A London online healthcare provider has been given leave to seek a judicial review the lawfulness of a CQC’s rating decision.
In the case, explained by law firm Burges Salmon, the claimant will challenge the proportionality of the decision taken by the CQC to downgrade the rating of Hexpress Healthcare Limited to requiring improvement.
Between April 2021 and August 2021, five incidents took place in relation to the service, two of which resulted in fatal overdoses of propranolol. The CQC undertook an inspection, examining a sample of medical records. The CQC randomly selected nine to review out of 60,000 medical records but due to technical reasons, they were only able to sample six records (representing 0.01% of patients). Out of those six records, five presented concerns.
The CQC provided its draft report to the provider, rating the service as Requiring Improvement, with the safety element rated as being inadequate. Previously, the provider was rated as good. At the factual accuracy stage, the provider submitted a response but the CQC responded to say that its ratings would not be changed.
The provider issued an application to judicially review the findings and seek an interim injunction restraining the CQC from publishing the report pending further order. However, of the five applications for challenge and the injunction, only one challenge – that the CQC acted disproportionately – was given leave for judicial review.
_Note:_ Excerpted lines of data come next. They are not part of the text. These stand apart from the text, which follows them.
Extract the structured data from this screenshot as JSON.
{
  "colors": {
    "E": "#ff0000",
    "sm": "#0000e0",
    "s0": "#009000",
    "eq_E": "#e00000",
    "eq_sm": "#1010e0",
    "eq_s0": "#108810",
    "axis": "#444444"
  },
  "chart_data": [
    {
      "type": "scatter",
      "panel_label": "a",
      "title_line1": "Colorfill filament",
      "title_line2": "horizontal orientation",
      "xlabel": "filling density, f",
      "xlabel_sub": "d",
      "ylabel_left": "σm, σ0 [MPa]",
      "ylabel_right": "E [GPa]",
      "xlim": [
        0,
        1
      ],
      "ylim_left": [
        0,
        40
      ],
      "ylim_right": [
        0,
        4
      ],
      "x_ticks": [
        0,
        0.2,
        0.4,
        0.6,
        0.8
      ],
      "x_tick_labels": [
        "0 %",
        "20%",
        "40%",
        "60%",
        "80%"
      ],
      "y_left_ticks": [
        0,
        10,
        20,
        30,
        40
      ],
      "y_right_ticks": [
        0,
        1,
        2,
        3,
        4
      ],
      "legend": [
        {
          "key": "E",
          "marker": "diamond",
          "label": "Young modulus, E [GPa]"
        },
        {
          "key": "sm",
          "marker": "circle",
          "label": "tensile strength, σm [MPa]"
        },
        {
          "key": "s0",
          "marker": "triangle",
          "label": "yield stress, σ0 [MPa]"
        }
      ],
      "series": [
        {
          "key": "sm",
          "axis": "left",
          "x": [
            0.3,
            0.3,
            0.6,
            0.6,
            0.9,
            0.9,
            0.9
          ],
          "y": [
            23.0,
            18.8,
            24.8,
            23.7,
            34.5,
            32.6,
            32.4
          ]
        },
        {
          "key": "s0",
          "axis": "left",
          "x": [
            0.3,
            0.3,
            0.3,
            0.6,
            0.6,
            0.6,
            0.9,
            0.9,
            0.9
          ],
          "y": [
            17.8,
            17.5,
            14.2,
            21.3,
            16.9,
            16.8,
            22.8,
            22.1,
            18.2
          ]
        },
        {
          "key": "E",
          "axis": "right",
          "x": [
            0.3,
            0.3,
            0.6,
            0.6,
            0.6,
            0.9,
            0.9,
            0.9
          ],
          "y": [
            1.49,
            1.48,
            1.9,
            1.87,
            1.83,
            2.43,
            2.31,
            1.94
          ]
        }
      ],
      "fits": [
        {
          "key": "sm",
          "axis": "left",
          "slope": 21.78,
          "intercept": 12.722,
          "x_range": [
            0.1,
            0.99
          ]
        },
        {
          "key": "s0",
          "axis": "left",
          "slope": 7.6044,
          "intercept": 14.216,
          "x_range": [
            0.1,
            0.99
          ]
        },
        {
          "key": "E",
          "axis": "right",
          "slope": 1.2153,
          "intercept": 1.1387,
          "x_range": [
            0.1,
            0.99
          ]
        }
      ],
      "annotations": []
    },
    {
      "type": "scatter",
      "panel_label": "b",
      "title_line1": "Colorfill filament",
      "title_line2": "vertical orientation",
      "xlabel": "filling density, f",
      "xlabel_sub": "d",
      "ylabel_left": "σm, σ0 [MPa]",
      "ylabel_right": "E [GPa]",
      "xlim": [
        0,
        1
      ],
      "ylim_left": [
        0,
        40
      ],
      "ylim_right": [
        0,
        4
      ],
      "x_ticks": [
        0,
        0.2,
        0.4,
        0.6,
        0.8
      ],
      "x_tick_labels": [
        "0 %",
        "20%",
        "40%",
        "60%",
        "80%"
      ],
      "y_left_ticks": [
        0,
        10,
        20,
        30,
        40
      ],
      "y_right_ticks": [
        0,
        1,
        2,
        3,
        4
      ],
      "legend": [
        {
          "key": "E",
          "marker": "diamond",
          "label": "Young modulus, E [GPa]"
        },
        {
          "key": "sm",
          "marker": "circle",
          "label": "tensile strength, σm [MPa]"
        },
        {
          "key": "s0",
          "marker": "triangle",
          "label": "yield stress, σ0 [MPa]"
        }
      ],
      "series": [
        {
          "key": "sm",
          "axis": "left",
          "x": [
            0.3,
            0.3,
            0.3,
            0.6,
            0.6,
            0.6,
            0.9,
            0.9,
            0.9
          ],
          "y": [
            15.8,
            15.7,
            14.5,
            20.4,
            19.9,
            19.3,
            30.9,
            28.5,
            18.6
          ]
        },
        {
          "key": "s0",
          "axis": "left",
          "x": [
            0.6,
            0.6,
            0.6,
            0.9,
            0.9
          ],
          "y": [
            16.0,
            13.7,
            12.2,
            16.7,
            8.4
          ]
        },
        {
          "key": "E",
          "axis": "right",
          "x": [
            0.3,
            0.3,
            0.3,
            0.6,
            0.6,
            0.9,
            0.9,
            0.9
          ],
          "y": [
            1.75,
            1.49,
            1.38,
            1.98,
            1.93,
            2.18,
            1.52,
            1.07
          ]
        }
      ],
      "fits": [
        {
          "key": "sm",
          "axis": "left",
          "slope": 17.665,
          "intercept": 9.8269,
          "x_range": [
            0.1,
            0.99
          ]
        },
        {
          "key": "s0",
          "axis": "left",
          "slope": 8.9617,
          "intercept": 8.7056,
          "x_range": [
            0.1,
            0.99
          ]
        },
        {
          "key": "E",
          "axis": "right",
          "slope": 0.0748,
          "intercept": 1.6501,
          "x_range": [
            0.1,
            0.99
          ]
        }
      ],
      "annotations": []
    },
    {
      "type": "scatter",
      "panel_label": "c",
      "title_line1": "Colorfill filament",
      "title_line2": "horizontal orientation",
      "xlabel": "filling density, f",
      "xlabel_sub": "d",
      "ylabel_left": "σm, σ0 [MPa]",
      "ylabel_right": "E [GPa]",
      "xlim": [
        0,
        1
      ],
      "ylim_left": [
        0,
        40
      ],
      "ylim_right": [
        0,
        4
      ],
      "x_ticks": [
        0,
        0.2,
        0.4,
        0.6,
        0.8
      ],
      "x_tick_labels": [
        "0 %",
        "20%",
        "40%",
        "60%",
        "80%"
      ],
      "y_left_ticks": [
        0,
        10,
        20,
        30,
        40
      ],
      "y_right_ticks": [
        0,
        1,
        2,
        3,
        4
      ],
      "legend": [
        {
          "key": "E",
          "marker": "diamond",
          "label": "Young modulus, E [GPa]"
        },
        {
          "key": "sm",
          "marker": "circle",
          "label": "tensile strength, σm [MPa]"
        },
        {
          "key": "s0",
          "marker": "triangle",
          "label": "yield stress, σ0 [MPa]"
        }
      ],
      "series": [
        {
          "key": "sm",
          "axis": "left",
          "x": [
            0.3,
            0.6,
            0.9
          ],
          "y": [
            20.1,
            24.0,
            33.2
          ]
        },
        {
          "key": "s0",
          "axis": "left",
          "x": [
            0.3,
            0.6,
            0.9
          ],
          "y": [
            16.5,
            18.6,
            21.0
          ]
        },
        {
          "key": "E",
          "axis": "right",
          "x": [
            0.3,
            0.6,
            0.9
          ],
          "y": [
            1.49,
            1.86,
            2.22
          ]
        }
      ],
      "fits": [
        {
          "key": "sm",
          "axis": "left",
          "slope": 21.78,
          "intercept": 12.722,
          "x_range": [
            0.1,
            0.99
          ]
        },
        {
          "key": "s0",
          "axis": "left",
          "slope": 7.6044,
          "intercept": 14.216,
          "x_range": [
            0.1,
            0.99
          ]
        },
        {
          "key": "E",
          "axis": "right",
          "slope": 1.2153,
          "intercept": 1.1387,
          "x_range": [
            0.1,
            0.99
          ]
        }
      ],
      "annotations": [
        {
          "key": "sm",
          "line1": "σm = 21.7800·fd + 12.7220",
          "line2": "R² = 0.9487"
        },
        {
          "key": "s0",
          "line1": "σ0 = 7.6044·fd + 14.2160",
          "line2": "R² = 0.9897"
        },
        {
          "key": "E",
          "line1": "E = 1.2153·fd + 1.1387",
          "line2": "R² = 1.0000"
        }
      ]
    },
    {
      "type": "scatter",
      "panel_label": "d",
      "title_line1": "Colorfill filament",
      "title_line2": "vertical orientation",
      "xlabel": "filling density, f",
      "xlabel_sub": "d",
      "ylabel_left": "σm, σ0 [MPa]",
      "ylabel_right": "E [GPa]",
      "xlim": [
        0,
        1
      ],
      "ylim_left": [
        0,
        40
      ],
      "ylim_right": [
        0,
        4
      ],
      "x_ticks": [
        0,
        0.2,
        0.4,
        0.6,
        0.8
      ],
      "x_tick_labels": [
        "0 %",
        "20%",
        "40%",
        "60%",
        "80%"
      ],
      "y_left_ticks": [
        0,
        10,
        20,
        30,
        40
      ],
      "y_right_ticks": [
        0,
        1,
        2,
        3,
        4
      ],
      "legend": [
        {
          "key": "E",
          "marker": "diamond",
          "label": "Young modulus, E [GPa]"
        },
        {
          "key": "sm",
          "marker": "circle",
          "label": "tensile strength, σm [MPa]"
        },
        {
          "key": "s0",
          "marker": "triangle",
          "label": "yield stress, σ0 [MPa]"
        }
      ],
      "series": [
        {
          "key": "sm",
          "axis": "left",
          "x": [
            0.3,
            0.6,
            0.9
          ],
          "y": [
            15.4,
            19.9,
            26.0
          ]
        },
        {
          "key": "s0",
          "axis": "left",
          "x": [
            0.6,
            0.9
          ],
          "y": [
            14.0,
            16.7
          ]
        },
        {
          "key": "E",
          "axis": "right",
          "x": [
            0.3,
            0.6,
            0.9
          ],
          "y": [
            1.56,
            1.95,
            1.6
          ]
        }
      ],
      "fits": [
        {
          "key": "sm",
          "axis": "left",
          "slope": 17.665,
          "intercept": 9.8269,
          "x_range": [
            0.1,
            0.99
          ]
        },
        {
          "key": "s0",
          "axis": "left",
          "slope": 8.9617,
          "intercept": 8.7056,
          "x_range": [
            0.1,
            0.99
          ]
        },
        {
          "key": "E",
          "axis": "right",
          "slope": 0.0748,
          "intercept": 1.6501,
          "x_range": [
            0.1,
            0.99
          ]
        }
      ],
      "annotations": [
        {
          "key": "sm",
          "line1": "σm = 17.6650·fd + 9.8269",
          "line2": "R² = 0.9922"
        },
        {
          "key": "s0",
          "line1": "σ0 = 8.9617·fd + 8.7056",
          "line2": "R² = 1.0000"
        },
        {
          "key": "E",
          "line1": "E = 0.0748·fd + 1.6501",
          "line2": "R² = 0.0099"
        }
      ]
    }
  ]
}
The Court explained the leave decision: “The key question is: can a generalised criticism that the provider’s standard of safety is “inadequate”, or that its standards of effectiveness and leadership “require improvement”, logically and fairly be extrapolated from six medical records out of 60,000? It will be for the trial judge to balance individual fairness against the resources of the guardian of the public’s health, safety and welfare.”
The full judgment can be read here.
CQC data demonstrates that as of 31 December 2019 (latest published dataset), the odds of success at the rating review stage are low. Of 970 total rating reviews requested, fewer than 3 per cent resulted in a change to the ratings, either to a specific or overall service rating. 72 per cent of rating reviews submitted were closed having failed to set out proper grounds for review.
This dataset additionally shows that reviews relating to hospital care are the least common but are the most successful, with a 16 per cent success rate in increasing the rating attributable to a particular element of care. The great majority (79 per cent) of rating review processes submitted relate to adult social care services.